Podemos afirmar que, nos dias 7 e 8 de dezembro, realizou-se, em Lisboa, um dos eventos mais marcantes do ano e, certamente, um dos mais importantes da estação fria. A sexta edição do Under the Doom mudou-se, definitivamente, para o LAV-Lisboa ao Vivo e recebeu centenas de apreciadores das sonoridades mais negras e pesadas, com um cartaz de luxo, que continua a surpreender, ano após ano.
A Notredame Productions soube bem como tratar este público exigente, pontualíssimo, que encheu a sala nos dois dias e que muito vibrou ao som das excelentes atuações.
Ainda pensámos que, no primeiro dia, pelas 18h30m, a sala do LAV – Lisboa ao Vivo não contasse com muita assistência, por ser cedo e dia de trabalho para a maioria, mas a verdade é que a fila crescia rapidamente na rua e depressa vimos o público a compor-se.
É certo que a primeira banda ainda viu a sala a meio gás, mas os três elementos da banda belga Wyatt E. , de cabeça coberta, dedicaram-se a receber os que rapidamente entravam, iniciando-os, de imediato, na toada lenta e criando a atmosfera adequada.
Embora parecendo repetitivo, o trabalho da banda ganha precisamente pela sua constância, já que a passada arrastada assume o controlo dos espetadores.

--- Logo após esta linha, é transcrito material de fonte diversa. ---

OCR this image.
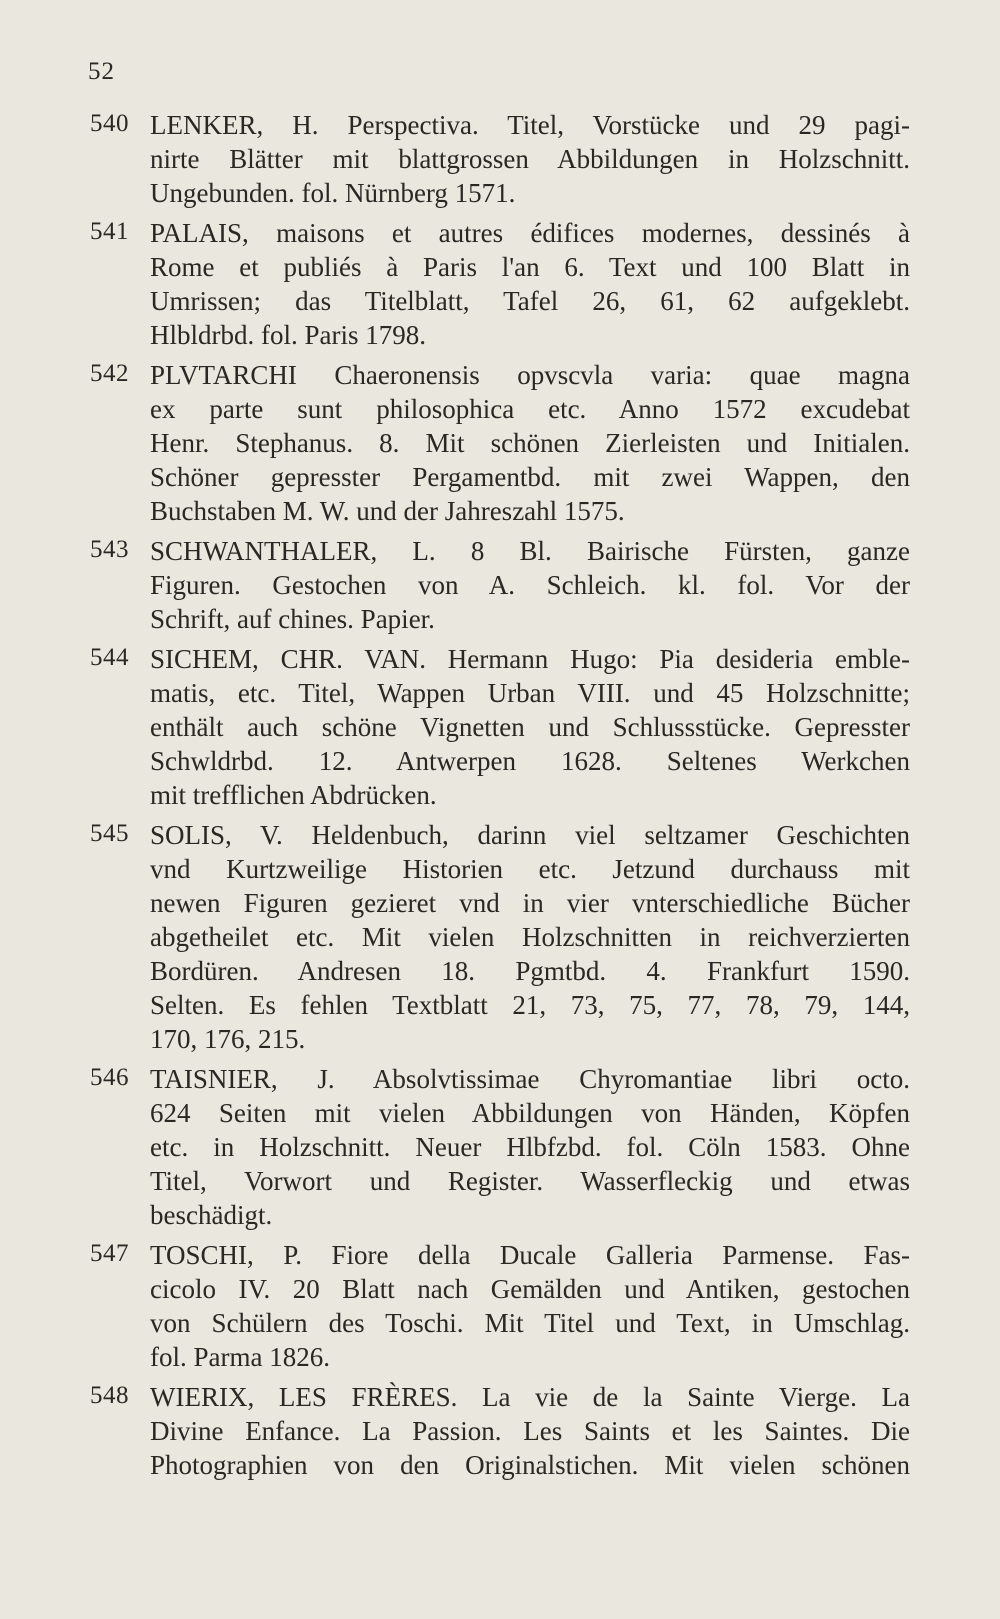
52
540 LENKER, H. Perspectiva. Titel, Vorstücke und 29 pagi-
nirte Blätter mit blattgrossen Abbildungen in Holzschnitt.
Ungebunden. fol. Nürnberg 1571.
541 PALAIS, maisons et autres édifices modernes, dessinés à
Rome et publiés à Paris l'an 6. Text und 100 Blatt in
Umrissen; das Titelblatt, Tafel 26, 61, 62 aufgeklebt.
Hlbldrbd. fol. Paris 1798.
542 PLVTARCHI Chaeronensis opvscvla varia: quae magna
ex parte sunt philosophica etc. Anno 1572 excudebat
Henr. Stephanus. 8. Mit schönen Zierleisten und Initialen.
Schöner gepresster Pergamentbd. mit zwei Wappen, den
Buchstaben M. W. und der Jahreszahl 1575.
543 SCHWANTHALER, L. 8 Bl. Bairische Fürsten, ganze
Figuren. Gestochen von A. Schleich. kl. fol. Vor der
Schrift, auf chines. Papier.
544 SICHEM, CHR. VAN. Hermann Hugo: Pia desideria emble-
matis, etc. Titel, Wappen Urban VIII. und 45 Holzschnitte;
enthält auch schöne Vignetten und Schlussstücke. Gepresster
Schwldrbd. 12. Antwerpen 1628. Seltenes Werkchen
mit trefflichen Abdrücken.
545 SOLIS, V. Heldenbuch, darinn viel seltzamer Geschichten
vnd Kurtzweilige Historien etc. Jetzund durchauss mit
newen Figuren gezieret vnd in vier vnterschiedliche Bücher
abgetheilet etc. Mit vielen Holzschnitten in reichverzierten
Bordüren. Andresen 18. Pgmtbd. 4. Frankfurt 1590.
Selten. Es fehlen Textblatt 21, 73, 75, 77, 78, 79, 144,
170, 176, 215.
546 TAISNIER, J. Absolvtissimae Chyromantiae libri octo.
624 Seiten mit vielen Abbildungen von Händen, Köpfen
etc. in Holzschnitt. Neuer Hlbfzbd. fol. Cöln 1583. Ohne
Titel, Vorwort und Register. Wasserfleckig und etwas
beschädigt.
547 TOSCHI, P. Fiore della Ducale Galleria Parmense. Fas-
cicolo IV. 20 Blatt nach Gemälden und Antiken, gestochen
von Schülern des Toschi. Mit Titel und Text, in Umschlag.
fol. Parma 1826.
548 WIERIX, LES FRÈRES. La vie de la Sainte Vierge. La
Divine Enfance. La Passion. Les Saints et les Saintes. Die
Photographien von den Originalstichen. Mit vielen schönen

A banda acaba quase por fazer a cerimónia de abertura do festival, apresentando-se de forma particular, sem abrir espaço para interação, cumprindo apenas a sua celebração, depois de deixar a assistência quase hipnotizada.
Os holandeses The Wounded provocaram uma mudança brusca no ambiente da sala. Precisámos de alguns momentos para ajustarmos o ouvido a Wolves We Raised, do último álbum Sunset, com que iniciaram a atuação. A voz limpa, a energia e a vivacidade trouxeram algum colorido ao ambiente negro deixado pelos Wyatt E.
Refrões orelhudos, melodias que ficam no ouvido e que fizeram agitar a postura dos que já aqueciam a sala. O rock melancólico fez, assim, a sua primeira aparição no festival, na qual não faltou a cover dos Nirvana Smells like teen spirit, revestida de um peso e intensidade diferentes, muita aplaudida pelo público.
O vocalista Marco Van der Velde interagiu com os presentes, convidando-os a acompanhar os refrões. O final da atuação recebeu fortes aplausos.
Com atuações a iniciar às 18h30m, e sem querermos perder nem uma, a fome também começou a ocupar espaço, pelo que tivemos de contentar-nos com os petiscos rápidos do LAV para o jantar. Foi assim, a engolir umapequena refeição à pressa, que vimos os Desire a prepararem a sua atuação, trazendo, como convidados, a vocalista dos Enchantya, Rute Fevereiro e o violinista Tiago Flores, dos Corvos.
Já passou quase um ano desde que tivemos oportunidade de ouvir a banda, ao assinalarem a reedição do seu álbum Infinity… A Timeless Journey Through an Emotional Dream, o que nos deixou a esperança de voltarem brevemente aos palcos e às gravações.
Continua a ser um privilégio ouvi-los, desta vez com uma setlist mais variada, composta por temas pertencentes aos álbuns Infinity… A Timeless Journey Through an Emotional Dream e Locus Horrendus, e aos EP Pentacrow e Crowcifix, mas mais importante ainda é que tivemos direito ao novo Scars of Dissilussion, e ficámos ansiosos pelas novidades agendadas para 2019.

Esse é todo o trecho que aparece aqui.